The Magic Rock of the Outback
By: Lisa Wolff, Yahoo!7 Travel
I was confused. Aussies have one of the world's wonders practically on their doorstep and yet they come up with all these excuses for not visiting. I've heard whoppers like - 'Why would I want to go all that way to see a Rock? I can travel overseas for the same price.'
It's different for tourists. Uluru (formerly known as Ayers Rock) - holds a fascination that attracts over 400,000 visitors to the site each year.
I think it's a case of just not knowing, not really grasping that this is so much more than a big red rock.
It's life-changing.
I know that's a "roll your eye-balls" kind of statement - but I never expected to be so blown away by the experience. My first sighting of Uluru from the plane almost took my breath away. First, there was nothing but a vast landscape topped with rich ochre soil. And then there was Uluru - the immense kingdom of the Red Centre. Even from thousands of metres away, it was a mammoth sculpture, with intricate folds and ridges.
See it to believe it
You simply can't imagine Uluru's size until you see it. If it was possible to heave it up and drop it down in Sydney, it would flatten the area from the Opera House to Central Station.
The stories of the local Aborigines
Up close, Uluru looks like a gift from another planet. It must have been quite a journey from out of space. It's pock-marked with what resembles meteorite craters and has huge hunks of rock torn out from its surface. I was sure I could see giant black footprints on one of the walls.
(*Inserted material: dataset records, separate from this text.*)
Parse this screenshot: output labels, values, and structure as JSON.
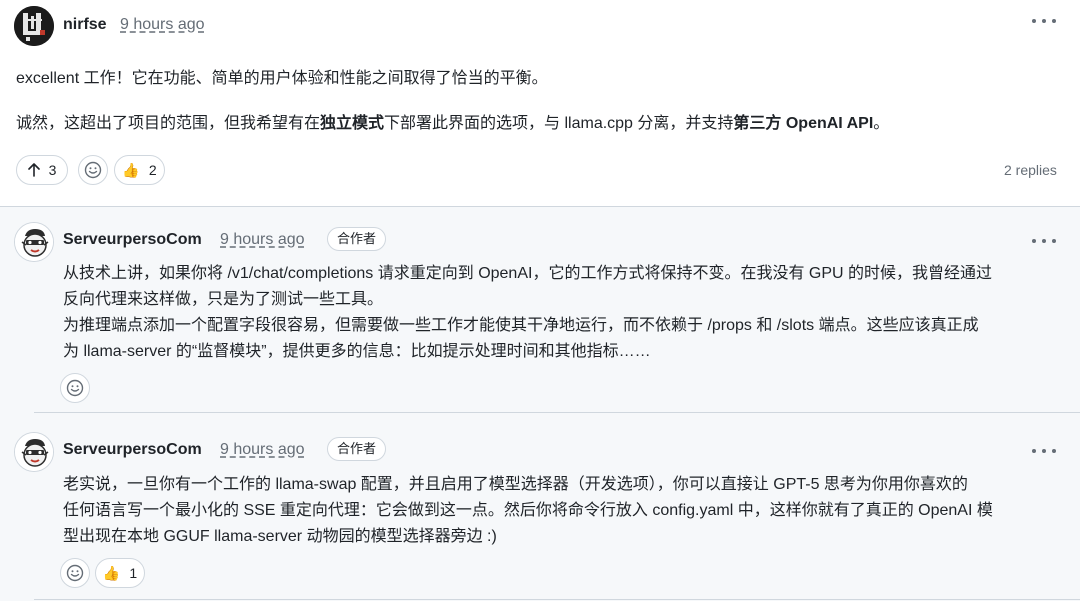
{
  "main_comment": {
    "author": "nirfse",
    "timestamp": "9 hours ago",
    "paragraph1": "excellent 工作！它在功能、简单的用户体验和性能之间取得了恰当的平衡。",
    "paragraph2": {
      "part1": "诚然，这超出了项目的范围，但我希望有在",
      "bold1": "独立模式",
      "part2": "下部署此界面的选项，与 llama.cpp 分离，并支持",
      "bold2": "第三方 OpenAI API",
      "part3": "。"
    },
    "reactions": {
      "upvote_count": "3",
      "thumbs_emoji": "👍",
      "thumbs_count": "2"
    },
    "replies_count": "2 replies"
  },
  "replies": [
    {
      "author": "ServeurpersoCom",
      "timestamp": "9 hours ago",
      "role": "合作者",
      "lines": [
        "从技术上讲，如果你将 /v1/chat/completions 请求重定向到 OpenAI，它的工作方式将保持不变。在我没有 GPU 的时候，我曾经通过",
        "反向代理来这样做，只是为了测试一些工具。",
        "为推理端点添加一个配置字段很容易，但需要做一些工作才能使其干净地运行，而不依赖于 /props 和 /slots 端点。这些应该真正成",
        "为 llama-server 的“监督模块”，提供更多的信息：比如提示处理时间和其他指标……"
      ]
    },
    {
      "author": "ServeurpersoCom",
      "timestamp": "9 hours ago",
      "role": "合作者",
      "lines": [
        "老实说，一旦你有一个工作的 llama-swap 配置，并且启用了模型选择器（开发选项），你可以直接让 GPT-5 思考为你用你喜欢的",
        "任何语言写一个最小化的 SSE 重定向代理：它会做到这一点。然后你将命令行放入 config.yaml 中，这样你就有了真正的 OpenAI 模",
        "型出现在本地 GGUF llama-server 动物园的模型选择器旁边 :)"
      ],
      "reactions": {
        "thumbs_emoji": "👍",
        "thumbs_count": "1"
      }
    }
  ],
  "colors": {
    "text": "#1f2328",
    "muted": "#656d76",
    "border": "#d0d7de",
    "reply_bg": "#f6f8fa",
    "avatar_red": "#c0392b"
  },
  "icons": [
    "kebab-menu-icon",
    "arrow-up-icon",
    "smiley-icon",
    "thumbs-up-icon"
  ]
}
It's no wonder that the rock has inspired the mystical dreamtime tales of the local Aboriginal Anangu.
It's these stories that make a visit to Uluru come alive. They are the real spirit of Ayres Rock. So make sure you book yourself a tour to hear all about them. There's the famous legend about the python Kuniya and how she revenges her slain nephew by killing his murderer with her digging stick. You can still see the hole that was left in the rock by her weapon.
Aborigines use these anecdotes to explain the passage of time as well as a way to pass on morals to the younger generations. The Anangu believe that the world began in the region surrounding Uluru. If you open your mind, you can feel the energy and deep-rooted culture that this ancient, but very much living, civilisation brings to the land.
Walk around not on top
Climbing Uluru is not cool. Not only is it disrespectful to the Aborginal land owners to scramble all over their sacred site but it's also a dangerous ascent. There is a chain handrail to offer minimal assistance up the steep face but this didn't help the many adrenaline junkies whose fatal falls are commemorated with plaques.
But what is a must-do activity is hauling yourself out of bed at 5am to watch the Uluru sunrise. There are designated viewing spots where people from all over the world gather with bleary eyes and coffee thermos to marvel at the dawn light dancing along the rippled surface of the rock. Keep in mind that photos taken in this area can't be published as this would then expose the sacred women sites which are taboo for men to view. Many of the walking paths now diverge from these sacred spots to uphold their secrecy.
It's uplifting to see the fierce conservation efforts here. There's no hint of the Disneyworld in the Desert that many Australians fear they'll find. It's quite unusual that a natural (and lucrative) treasure is left unadorned without Crocodile Dundee hats, hawkers or a souvenir stand in sight.
Arts Alive
If you do want to take home a memoir of the Outback, then visit the colourful Maruku Arts Centre, at the base of Uluru. This is a heart-warming cultural hub where Aboriginal artists sit on straw mats and create masterpieces.
World-renowned artists involved in the community project include Rene Kuiltja, the designer of the Qantas plane pattern.
A blank canvas rapidly becomes a multi-coloured weaving of whirls, circles and dots, all telling a story. Bonny Connolly, 73, whose art flies out the door even before the paint dries, points out honey ants in one, witchetty grubs in another.
"Often over three generations paint on these floors," says Jennifer Sutton, the manager of the centre who's like a motivational mum to the artists. "This is their creative haven. It's where they can come and express themselves".
Feast under the stars
We ended our visit to Uluru with the popular Sounds of Silence dinner. I imagined a table for two under the stars in the outback, white linen, waiters and delectable food.
Instead, large tour buses transported groups to viewing spots to snack on average canapes while enjoying the sunset. As the first star glimmered in the sky, we moved to an area with ten-seater tables. Dinner is a barbeque buffet and the star talker is a bizarre Austrian.
It's still a special experience but it has more than a hint of mass-tourism. So if you're after romantic intimacy, then you'll have to convince Voyages (the tour operator) to lay on a dinner for two at something like $900 per person. There's also the Sounds of Firelight tour at Kings Canyon Resort, a three hour drive away, which apparently is more along the lines of what I had in mind.
I felt uplifted when I returned to the bustle of the city. For at least a week, I was in a bubble of serenity. Regular life was all so trivial in comparison to the spiritual significance of Uluru. It'll soon be time to return for another dose of its magic.